On Thu, Apr 27, 2006 at 12:48:13AM +0000, Alexey Toptygin wrote:
> On Wed, 26 Apr 2006, Rob wrote:
>
> n is on order of 2^15 or bigger. m can be any value between 1 and n, I
> need to be able to handle all cases efficciently.
>
> >Depends on the relative sizes of n and m. If m is comperable in size to
> >n, then you can just do a random shuffle ( takes O(n)), then pick off the
> >first m numbers.
>
> Random shuffle in O(n)? How?
This algorithm is provably random, assuming you use a completely
random pseudo-random number generator (PRNG)
for i=0 to n-1
array[i]=i // init array from 1 to n
for i=0 to n-1
j = PRNG(n-i+1)+i // gives a random number in [1,n] inclusive
tmp = array[j]
array[j]=array[i]
array[i]=tmp
Where PRNG(x) returns a positive integer mod x
The general intuition behind the proof is that that each of the elements
has a 1 in n chance of being the first element. IF an element is not
the first element, then it has a 1 in (n-1) chance of being the second
element. In general, if an element is not one of the first k elements,
then it has a 1/(n-k) chance of being the kth element. You can imagine
inductively proving that this is perfectly random start from a set of
size 1, and then adding an element inductively.
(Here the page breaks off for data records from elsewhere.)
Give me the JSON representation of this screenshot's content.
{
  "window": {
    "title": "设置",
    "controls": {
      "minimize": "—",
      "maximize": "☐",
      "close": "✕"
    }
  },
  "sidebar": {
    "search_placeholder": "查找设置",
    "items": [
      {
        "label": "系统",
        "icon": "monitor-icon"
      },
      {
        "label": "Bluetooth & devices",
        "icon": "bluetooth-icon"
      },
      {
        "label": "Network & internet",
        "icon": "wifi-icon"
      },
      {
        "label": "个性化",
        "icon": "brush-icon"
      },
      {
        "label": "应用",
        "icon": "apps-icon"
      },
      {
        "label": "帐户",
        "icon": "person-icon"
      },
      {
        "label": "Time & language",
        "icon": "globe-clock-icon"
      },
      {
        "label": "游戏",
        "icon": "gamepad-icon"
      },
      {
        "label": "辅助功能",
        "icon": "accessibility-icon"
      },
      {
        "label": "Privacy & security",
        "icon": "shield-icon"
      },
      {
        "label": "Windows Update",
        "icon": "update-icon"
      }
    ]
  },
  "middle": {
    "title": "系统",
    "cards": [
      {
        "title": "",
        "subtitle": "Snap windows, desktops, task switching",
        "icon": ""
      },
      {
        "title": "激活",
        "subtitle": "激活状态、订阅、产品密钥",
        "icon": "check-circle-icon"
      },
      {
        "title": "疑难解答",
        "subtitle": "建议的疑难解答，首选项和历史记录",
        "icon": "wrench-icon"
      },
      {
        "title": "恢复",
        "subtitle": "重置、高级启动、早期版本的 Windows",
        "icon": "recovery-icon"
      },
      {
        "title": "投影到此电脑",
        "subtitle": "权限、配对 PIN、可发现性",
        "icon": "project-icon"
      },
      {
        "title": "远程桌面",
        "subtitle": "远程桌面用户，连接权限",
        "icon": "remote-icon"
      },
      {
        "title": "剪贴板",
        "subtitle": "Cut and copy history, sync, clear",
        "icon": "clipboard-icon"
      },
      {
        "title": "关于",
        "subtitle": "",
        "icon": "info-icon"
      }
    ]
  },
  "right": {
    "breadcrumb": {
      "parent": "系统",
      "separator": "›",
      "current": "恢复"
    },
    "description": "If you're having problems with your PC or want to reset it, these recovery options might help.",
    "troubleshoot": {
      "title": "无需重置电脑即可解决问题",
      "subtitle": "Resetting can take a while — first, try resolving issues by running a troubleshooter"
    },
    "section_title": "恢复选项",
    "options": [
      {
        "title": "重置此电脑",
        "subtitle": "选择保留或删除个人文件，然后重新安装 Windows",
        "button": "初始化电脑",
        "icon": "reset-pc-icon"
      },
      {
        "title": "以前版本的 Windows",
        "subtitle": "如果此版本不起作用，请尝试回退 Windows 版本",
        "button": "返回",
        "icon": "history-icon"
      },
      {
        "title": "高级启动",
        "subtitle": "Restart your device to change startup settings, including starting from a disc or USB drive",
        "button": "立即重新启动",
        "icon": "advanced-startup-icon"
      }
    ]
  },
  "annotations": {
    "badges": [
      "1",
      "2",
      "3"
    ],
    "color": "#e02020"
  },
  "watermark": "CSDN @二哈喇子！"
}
> >If m is small compared to n, just have an efficient
> >set implementation (with hashes), pick random elements, and make sure
> >they don't match. Here you can trade off memory vs time. Pick an array
> >of size k bits (bigger k == more mem, less time), to insert a number i,
> >take a random hash of i that maps to j where j is in [0,k-1], and set
> >the jth bit to one. Testing is just that proceedure. If k is small,
> >you will need to implement a hash bucket to catch collisions, but that
> >is easy enough as well.
>
> I'm not sure the results would be truly random; that would at the very
> least depend on the hash used. Plus, I'd rather avoid non-deterministic
> algorithms (i.e. picking a random number, realising it's been picked and
> trying again until you get one that hasn't been).
The 'truly random' part depends on the PRNG again. This algorithm would
look like:
set = set_init(k)
for i= 0 to m-1
do
j = array[PRNG[n]]
} while set_exists(set,j)
set_enter(set,j)
def set_init(k)
malloc array of size k
memset array to 0
return array
def set_exists(set,j)
i = hash(j)
return array[i]==1
def set_enter(set,j)
i = hash(j)
array[i]=1
hash just needs to map j to something in [0,k-1] One way to do this
is to pick k such that it is a large prime, and pick some other prime
p smaller than k. Then your hash can just be hash(x) = p^x(mod k).
Note, if this needs to be really fast, I can post some algs on quick
modular exponentiation.
Hope this helps, and sorry if my pseudo-code looks like python. No one
is more surprised than me...
- Rob
.